Skin and subcutaneous tissue disorders: urticaria, itching.
When using the drug in obstetric practice, respiratory depression in newborns, which may be long-lasting or with circulatory arrest, has been reported.
Reporting of suspected adverse reactions
Reporting suspected adverse reactions after a medicinal product has been authorised is important. This allows for continuous monitoring of the benefit/risk balance of the medicinal product. Healthcare professionals report any suspected adverse reactions via the national reporting system.
Expiration date
2 years.
Do not use the drug after the expiration date indicated on the package.
Storage conditions
Store in the original packaging at a temperature not exceeding 25 ºС.
Keep out of reach of children.
Incompatibility
Do not mix in the same syringe with other injection solutions.
Nalbuphine is compatible with 0.9% sodium chloride solution, 5% glucose solution, and Hartmann's solution.
Packaging
1 ml or 2 ml in an ampoule; 5 ampoules in a pack.
1 ml or 2 ml in an ampoule; 5 ampoules in a blister; 1 or 2 blisters in a pack.

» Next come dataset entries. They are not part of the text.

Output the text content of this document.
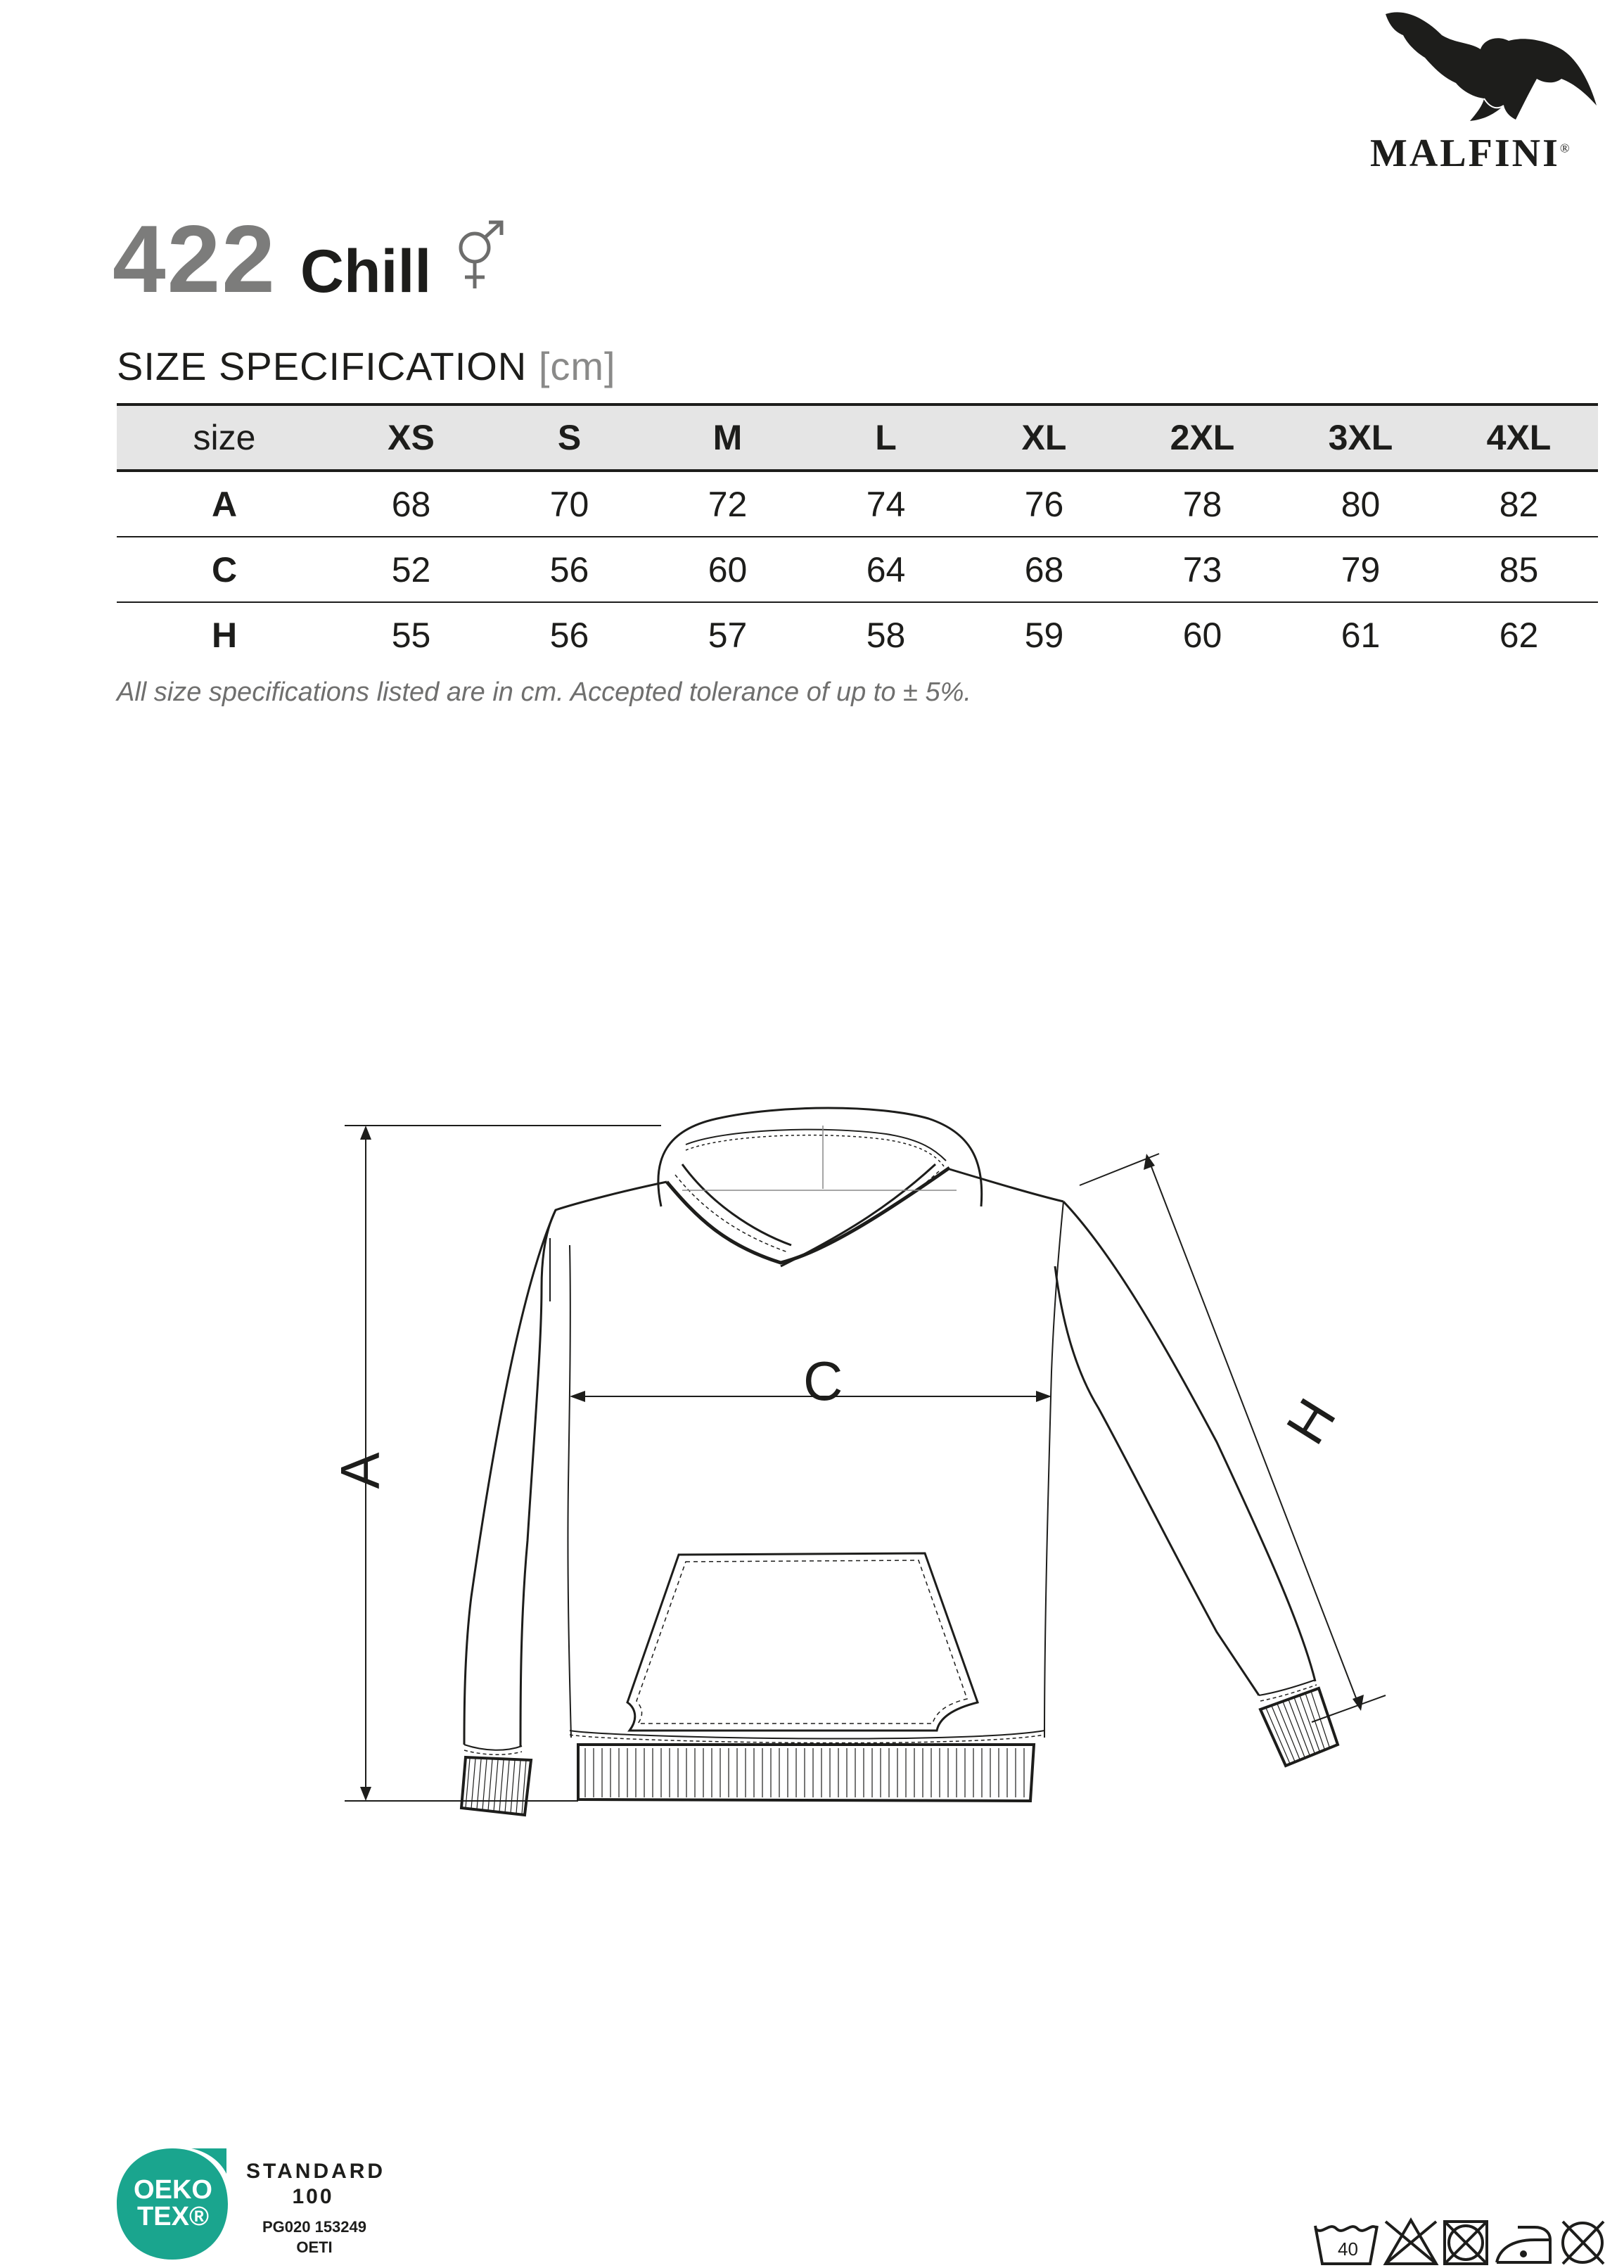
MALFINI®
422 Chill
SIZE SPECIFICATION [cm]
size	XS	S	M	L	XL	2XL	3XL	4XL
A	68	70	72	74	76	78	80	82
C	52	56	60	64	68	73	79	85
H	55	56	57	58	59	60	61	62
All size specifications listed are in cm. Accepted tolerance of up to ± 5%.
A
C
H
OEKO
TEX®
STANDARD
100
PG020 153249
OETI	40
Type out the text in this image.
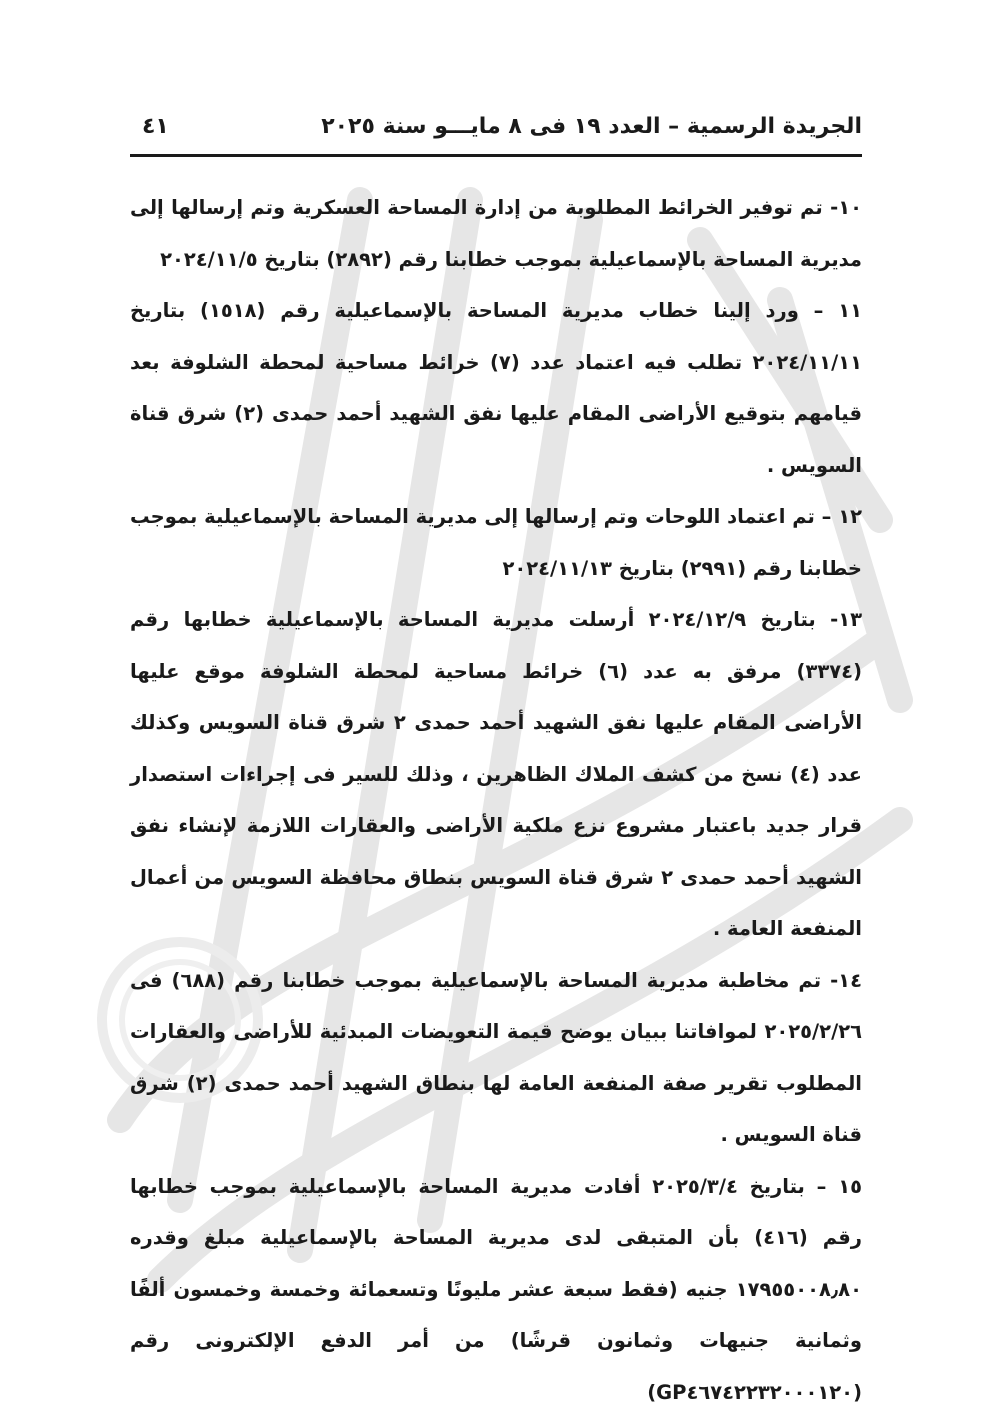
الجريدة الرسمية – العدد ١٩ فى ٨ مايـــو سنة ٢٠٢٥
٤١

١٠- تم توفير الخرائط المطلوبة من إدارة المساحة العسكرية وتم إرسالها إلى مديرية المساحة بالإسماعيلية بموجب خطابنا رقم (٢٨٩٢) بتاريخ ٢٠٢٤/١١/٥

١١ – ورد إلينا خطاب مديرية المساحة بالإسماعيلية رقم (١٥١٨) بتاريخ ٢٠٢٤/١١/١١ تطلب فيه اعتماد عدد (٧) خرائط مساحية لمحطة الشلوفة بعد قيامهم بتوقيع الأراضى المقام عليها نفق الشهيد أحمد حمدى (٢) شرق قناة السويس .

١٢ – تم اعتماد اللوحات وتم إرسالها إلى مديرية المساحة بالإسماعيلية بموجب خطابنا رقم (٢٩٩١) بتاريخ ٢٠٢٤/١١/١٣

١٣- بتاريخ ٢٠٢٤/١٢/٩ أرسلت مديرية المساحة بالإسماعيلية خطابها رقم (٣٣٧٤) مرفق به عدد (٦) خرائط مساحية لمحطة الشلوفة موقع عليها الأراضى المقام عليها نفق الشهيد أحمد حمدى ٢ شرق قناة السويس وكذلك عدد (٤) نسخ من كشف الملاك الظاهرين ، وذلك للسير فى إجراءات استصدار قرار جديد باعتبار مشروع نزع ملكية الأراضى والعقارات اللازمة لإنشاء نفق الشهيد أحمد حمدى ٢ شرق قناة السويس بنطاق محافظة السويس من أعمال المنفعة العامة .

١٤- تم مخاطبة مديرية المساحة بالإسماعيلية بموجب خطابنا رقم (٦٨٨) فى ٢٠٢٥/٢/٢٦ لموافاتنا ببيان يوضح قيمة التعويضات المبدئية للأراضى والعقارات المطلوب تقرير صفة المنفعة العامة لها بنطاق الشهيد أحمد حمدى (٢) شرق قناة السويس .

١٥ – بتاريخ ٢٠٢٥/٣/٤ أفادت مديرية المساحة بالإسماعيلية بموجب خطابها رقم (٤١٦) بأن المتبقى لدى مديرية المساحة بالإسماعيلية مبلغ وقدره ١٧٩٥٥٠٠٨٫٨٠ جنيه (فقط سبعة عشر مليونًا وتسعمائة وخمسة وخمسون ألفًا وثمانية جنيهات وثمانون قرشًا) من أمر الدفع الإلكترونى رقم (GP٤٦٧٤٢٢٣٢٠٠٠١٢٠)
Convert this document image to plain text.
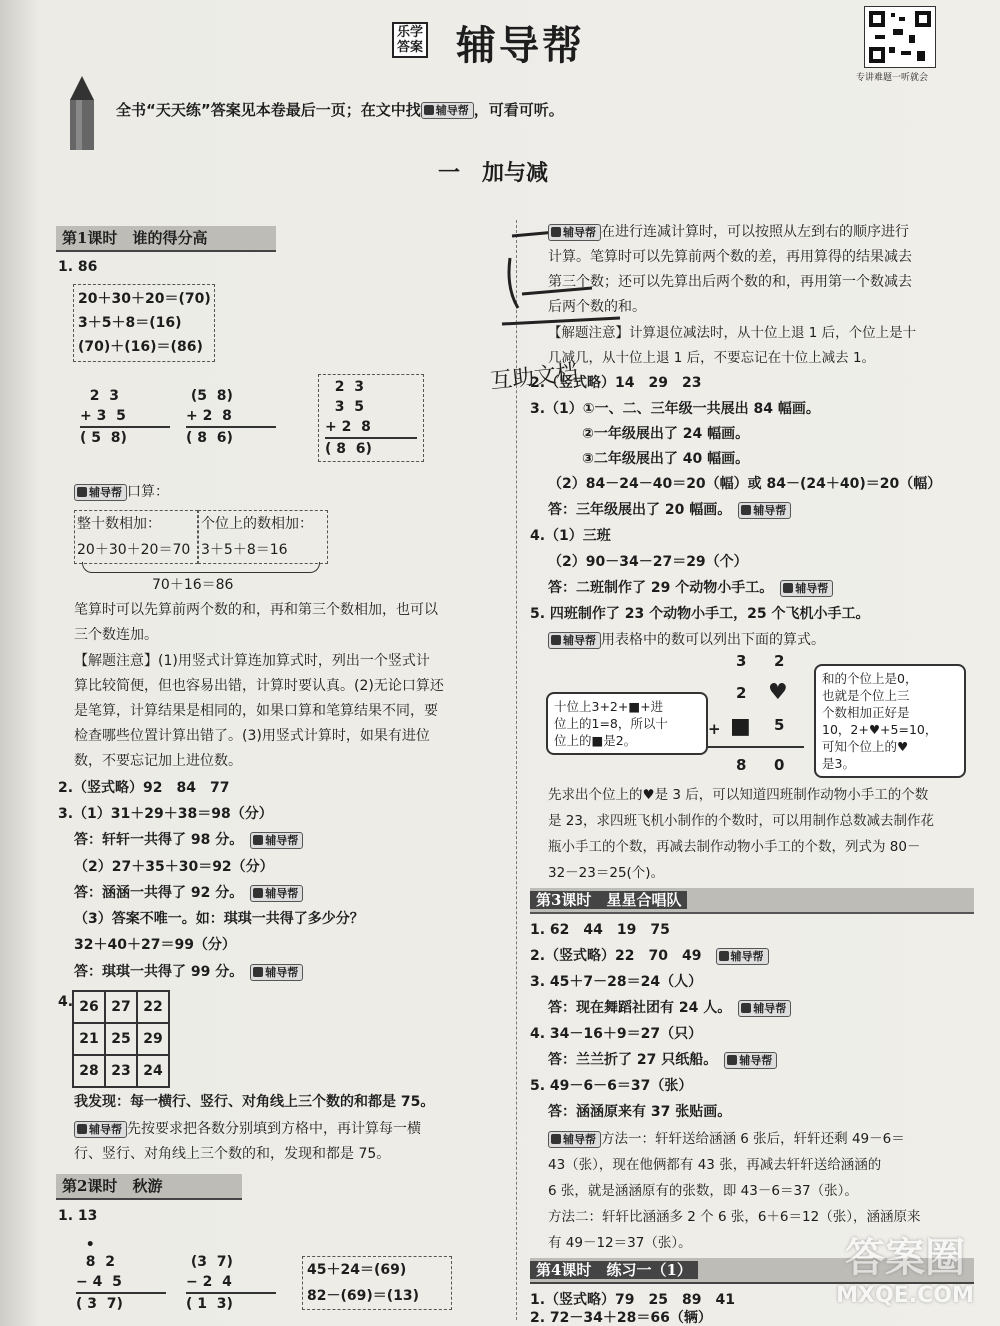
乐学
答案 辅导帮
专讲难题一听就会
全书“天天练”答案见本卷最后一页；在文中找 辅导帮 ，可看可听。
一　加与减
第1课时　 谁的得分高
1. 86
20＋30＋20＝(70)
3＋5＋8＝(16)
(70)＋(16)＝(86)
2  3
+ 3  5
( 5  8)
(5  8)
+ 2  8
( 8  6)
2  3
3  5
+ 2  8
( 8  6)
辅导帮 口算：
整十数相加：
20＋30＋20＝70
个位上的数相加：
3＋5＋8＝16
70＋16＝86
笔算时可以先算前两个数的和，再和第三个数相加，也可以
三个数连加。
【解题注意】(1)用竖式计算连加算式时，列出一个竖式计
算比较简便，但也容易出错，计算时要认真。(2)无论口算还
是笔算，计算结果是相同的，如果口算和笔算结果不同，要
检查哪些位置计算出错了。(3)用竖式计算时，如果有进位
数，不要忘记加上进位数。
2.（竖式略）92　84　77
3.（1）31＋29＋38＝98（分）
答：轩轩一共得了 98 分。　	辅导帮
（2）27＋35＋30＝92（分）
答：涵涵一共得了 92 分。　	辅导帮
（3）答案不唯一。如：琪琪一共得了多少分？
32＋40＋27＝99（分）
答：琪琪一共得了 99 分。　	辅导帮
4. 26	27	22
21	25	29
28	23	24
我发现：每一横行、竖行、对角线上三个数的和都是 75。
辅导帮 先按要求把各数分别填到方格中，再计算每一横
行、竖行、对角线上三个数的和，发现和都是 75。
第2课时　 秋游
1. 13
•
8  2
− 4  5
( 3  7)
(3  7)
− 2  4
( 1  3)
45＋24＝(69)
82－(69)＝(13)
互助文档
辅导帮 在进行连减计算时，可以按照从左到右的顺序进行
计算。笔算时可以先算前两个数的差，再用算得的结果减去
第三个数；还可以先算出后两个数的和，再用第一个数减去
后两个数的和。
【解题注意】计算退位减法时，从十位上退 1 后，个位上是十
几减几，从十位上退 1 后，不要忘记在十位上减去 1。
2.（竖式略）14　29　23
3.（1）①一、二、三年级一共展出 84 幅画。
②一年级展出了 24 幅画。
③二年级展出了 40 幅画。
（2）84－24－40＝20（幅）或 84－(24＋40)＝20（幅）
答：三年级展出了 20 幅画。　	辅导帮
4.（1）三班
（2）90－34－27＝29（个）
答：二班制作了 29 个动物小手工。　	辅导帮
5. 四班制作了 23 个动物小手工，25 个飞机小手工。
辅导帮 用表格中的数可以列出下面的算式。
十位上3+2+■+进
位上的1=8，所以十
位上的■是2。
和的个位上是0，
也就是个位上三
个数相加正好是
10，2+♥+5=10，
可知个位上的♥
是3。
3 2
2 ♥
+ ■ 5
8 0
先求出个位上的♥是 3 后，可以知道四班制作动物小手工的个数
是 23，求四班飞机小制作的个数时，可以用制作总数减去制作花
瓶小手工的个数，再减去制作动物小手工的个数，列式为 80－
32－23＝25(个)。
第3课时　 星星合唱队
1. 62　44　19　75
2.（竖式略）22　70　49　	辅导帮
3. 45＋7－28＝24（人）
答：现在舞蹈社团有 24 人。　	辅导帮
4. 34－16＋9＝27（只）
答：兰兰折了 27 只纸船。　	辅导帮
5. 49－6－6＝37（张）
答：涵涵原来有 37 张贴画。
辅导帮 方法一：轩轩送给涵涵 6 张后，轩轩还剩 49－6＝
43（张），现在他俩都有 43 张，再减去轩轩送给涵涵的
6 张，就是涵涵原有的张数，即 43－6＝37（张）。
方法二：轩轩比涵涵多 2 个 6 张，6＋6＝12（张），涵涵原来
有 49－12＝37（张）。
第4课时　 练习一（1）
1.（竖式略）79　25　89　41
2. 72－34＋28＝66（辆）
答案圈
MXQE.COM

1 ml in a syringe; 1 syringe with a needle in a blister; 1 or 2 blisters in a pack.
1 ml in a syringe; 1 syringe with a needle in a tube; 1 or 10 tubes in a pack.
1 ml in a syringe; 1 syringe in a blister and 1 needle in a blister in a set; 1 or 2 sets in a pack.
Vacation category
According to the recipe.
Producer
JSC "Farmak".
Address
Ukraine, 04080, Kyiv, Kyrylivska St., 74.